The Christian Science Monitor reported that gas prices have climbed every day for the past 25 days, reaching a national average of $3.59 per gallon Monday, the most expensive national average ever for Feb. 11, according to AAA.
During just the past two weeks, average prices have climbed almost 25 cents, the biggest jump in gas prices in almost a year.
This is a very early rise,” says Tom Kloza, chief oil analyst at the Oil Price Information Service. “January has tended to be a quiet month through the years, but the rally really began in earnest around Jan. 15.”
Gas prices tend to increase in late February as refineries shut down for maintenance ahead of the busy summer driving season.
There are three reasons for the spike, say analysts.
Higher crude prices. This rise, especially overseas, has pushed up prices at the pump, says Michael Green, a spokesman at AAA.
“This year oil prices are rising with expectations that the global economy will continue to improve,” said Green. “Gas prices are intimately connected to oil prices, [which are] very much connected to what is going on in other parts of the world. Events overseas have a big effect on prices American motorists pay at the pump.”

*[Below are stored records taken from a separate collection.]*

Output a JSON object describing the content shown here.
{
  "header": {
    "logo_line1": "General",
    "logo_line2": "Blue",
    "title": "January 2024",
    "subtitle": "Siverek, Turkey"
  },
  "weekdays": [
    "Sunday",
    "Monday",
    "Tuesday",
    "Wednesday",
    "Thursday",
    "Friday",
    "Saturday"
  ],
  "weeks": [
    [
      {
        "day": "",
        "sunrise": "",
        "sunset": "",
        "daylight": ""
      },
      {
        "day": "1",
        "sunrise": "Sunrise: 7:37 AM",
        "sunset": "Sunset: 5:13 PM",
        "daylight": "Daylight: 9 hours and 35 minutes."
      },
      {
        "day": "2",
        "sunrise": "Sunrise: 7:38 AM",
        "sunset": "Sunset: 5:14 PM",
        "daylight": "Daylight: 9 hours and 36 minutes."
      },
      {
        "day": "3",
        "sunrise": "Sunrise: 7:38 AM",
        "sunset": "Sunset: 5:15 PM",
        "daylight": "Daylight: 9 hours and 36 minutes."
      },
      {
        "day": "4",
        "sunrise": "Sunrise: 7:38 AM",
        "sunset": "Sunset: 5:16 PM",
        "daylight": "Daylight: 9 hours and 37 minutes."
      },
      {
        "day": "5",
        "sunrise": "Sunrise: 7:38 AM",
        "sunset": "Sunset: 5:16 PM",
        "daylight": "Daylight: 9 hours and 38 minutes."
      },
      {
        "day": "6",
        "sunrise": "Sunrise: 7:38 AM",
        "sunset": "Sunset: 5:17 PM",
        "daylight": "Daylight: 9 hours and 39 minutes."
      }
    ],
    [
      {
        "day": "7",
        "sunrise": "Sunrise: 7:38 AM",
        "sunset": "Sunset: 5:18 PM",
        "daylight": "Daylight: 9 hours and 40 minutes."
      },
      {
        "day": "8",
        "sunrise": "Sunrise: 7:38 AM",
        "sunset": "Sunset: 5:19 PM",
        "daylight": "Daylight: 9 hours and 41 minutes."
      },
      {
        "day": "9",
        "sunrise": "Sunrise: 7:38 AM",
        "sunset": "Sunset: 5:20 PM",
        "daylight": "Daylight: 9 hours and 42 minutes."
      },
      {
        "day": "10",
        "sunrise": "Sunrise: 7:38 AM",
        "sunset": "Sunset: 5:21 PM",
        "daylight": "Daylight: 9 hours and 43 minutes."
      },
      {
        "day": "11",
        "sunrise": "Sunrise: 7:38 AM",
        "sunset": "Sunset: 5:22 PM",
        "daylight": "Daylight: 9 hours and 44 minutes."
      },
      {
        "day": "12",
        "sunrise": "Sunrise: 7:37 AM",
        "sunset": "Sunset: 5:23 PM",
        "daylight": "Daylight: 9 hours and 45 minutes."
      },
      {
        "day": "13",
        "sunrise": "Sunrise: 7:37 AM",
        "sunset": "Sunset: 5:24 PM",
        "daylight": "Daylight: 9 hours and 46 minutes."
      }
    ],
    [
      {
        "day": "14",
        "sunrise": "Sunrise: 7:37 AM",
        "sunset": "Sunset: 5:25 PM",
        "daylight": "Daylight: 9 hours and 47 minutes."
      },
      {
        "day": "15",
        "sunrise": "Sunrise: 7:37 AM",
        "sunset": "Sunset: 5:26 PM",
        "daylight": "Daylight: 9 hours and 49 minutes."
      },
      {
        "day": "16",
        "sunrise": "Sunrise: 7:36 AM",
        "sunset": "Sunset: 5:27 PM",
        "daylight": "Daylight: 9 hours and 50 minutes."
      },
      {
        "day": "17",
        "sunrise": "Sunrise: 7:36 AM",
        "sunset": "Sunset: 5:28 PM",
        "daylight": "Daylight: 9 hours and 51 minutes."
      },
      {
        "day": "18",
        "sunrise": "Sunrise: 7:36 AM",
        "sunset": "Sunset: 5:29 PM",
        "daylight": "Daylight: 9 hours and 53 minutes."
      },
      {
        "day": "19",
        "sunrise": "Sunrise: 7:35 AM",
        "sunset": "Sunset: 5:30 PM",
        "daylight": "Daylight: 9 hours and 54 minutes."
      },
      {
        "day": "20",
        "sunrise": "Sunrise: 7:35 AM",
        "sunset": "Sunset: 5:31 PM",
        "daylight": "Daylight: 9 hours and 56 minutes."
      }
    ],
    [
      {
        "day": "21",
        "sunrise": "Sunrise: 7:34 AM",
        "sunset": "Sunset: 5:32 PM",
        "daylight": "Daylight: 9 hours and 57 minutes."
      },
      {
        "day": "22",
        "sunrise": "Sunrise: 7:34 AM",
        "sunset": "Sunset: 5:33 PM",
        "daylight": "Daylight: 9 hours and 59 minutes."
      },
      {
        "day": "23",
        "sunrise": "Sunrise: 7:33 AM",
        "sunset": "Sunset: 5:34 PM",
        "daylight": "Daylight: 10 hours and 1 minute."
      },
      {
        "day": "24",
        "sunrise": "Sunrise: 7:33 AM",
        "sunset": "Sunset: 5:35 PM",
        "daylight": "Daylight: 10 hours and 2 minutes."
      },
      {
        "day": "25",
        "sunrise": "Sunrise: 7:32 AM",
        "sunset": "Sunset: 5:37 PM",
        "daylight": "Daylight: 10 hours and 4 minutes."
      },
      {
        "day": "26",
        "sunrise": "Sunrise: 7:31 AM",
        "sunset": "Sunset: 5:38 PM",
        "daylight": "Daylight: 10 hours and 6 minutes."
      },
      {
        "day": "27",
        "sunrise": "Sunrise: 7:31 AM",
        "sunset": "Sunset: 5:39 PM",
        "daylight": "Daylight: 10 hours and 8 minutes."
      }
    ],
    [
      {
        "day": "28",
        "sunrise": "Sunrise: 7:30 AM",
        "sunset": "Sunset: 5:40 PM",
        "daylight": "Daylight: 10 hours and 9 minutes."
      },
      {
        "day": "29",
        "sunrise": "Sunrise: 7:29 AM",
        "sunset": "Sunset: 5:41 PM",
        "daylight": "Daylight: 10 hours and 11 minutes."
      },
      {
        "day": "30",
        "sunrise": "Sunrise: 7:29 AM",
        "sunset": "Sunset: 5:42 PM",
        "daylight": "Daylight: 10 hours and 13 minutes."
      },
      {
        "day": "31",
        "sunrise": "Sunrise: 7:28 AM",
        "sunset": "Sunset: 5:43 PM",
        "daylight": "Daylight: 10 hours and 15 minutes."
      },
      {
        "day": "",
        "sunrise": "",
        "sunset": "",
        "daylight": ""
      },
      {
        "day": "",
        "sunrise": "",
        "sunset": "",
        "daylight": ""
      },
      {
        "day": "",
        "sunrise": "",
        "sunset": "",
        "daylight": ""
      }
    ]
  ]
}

In fact, crude oil prices have risen 10 percent during the past two months, and the price of crude accounts for almost 70% of the cost of a gallon of gas, according to the US Energy Information Administration.
Seasonal changes. Refineries usually shut down for maintenance in late winter, temporarily reducing gas supplies. As per federal requirements, refineries also begin transitioning at this time of year to summer blend gasoline – a more environmentally-friendly, and expensive, blend to produce. This reduces current winter blend gas supplies.
Financial market speculation. In addition, the rally has been driven by earlier-than-usual speculation that demand for oil will rise, further inflating prices, said Kloza. In a recent Commodity Futures Trading Commission report, Kloza said he calculated that there is about $45 billion more bet on higher petroleum futures than on lower ones. In other words, more traders expect oil prices to rise in the future than to fall, an expectation that causes oil producers to horde oil in the hopes they can sell it at higher prices later on. That dries up current supplies and translates to higher prices at the pump, which Kloza says we’re already seeing.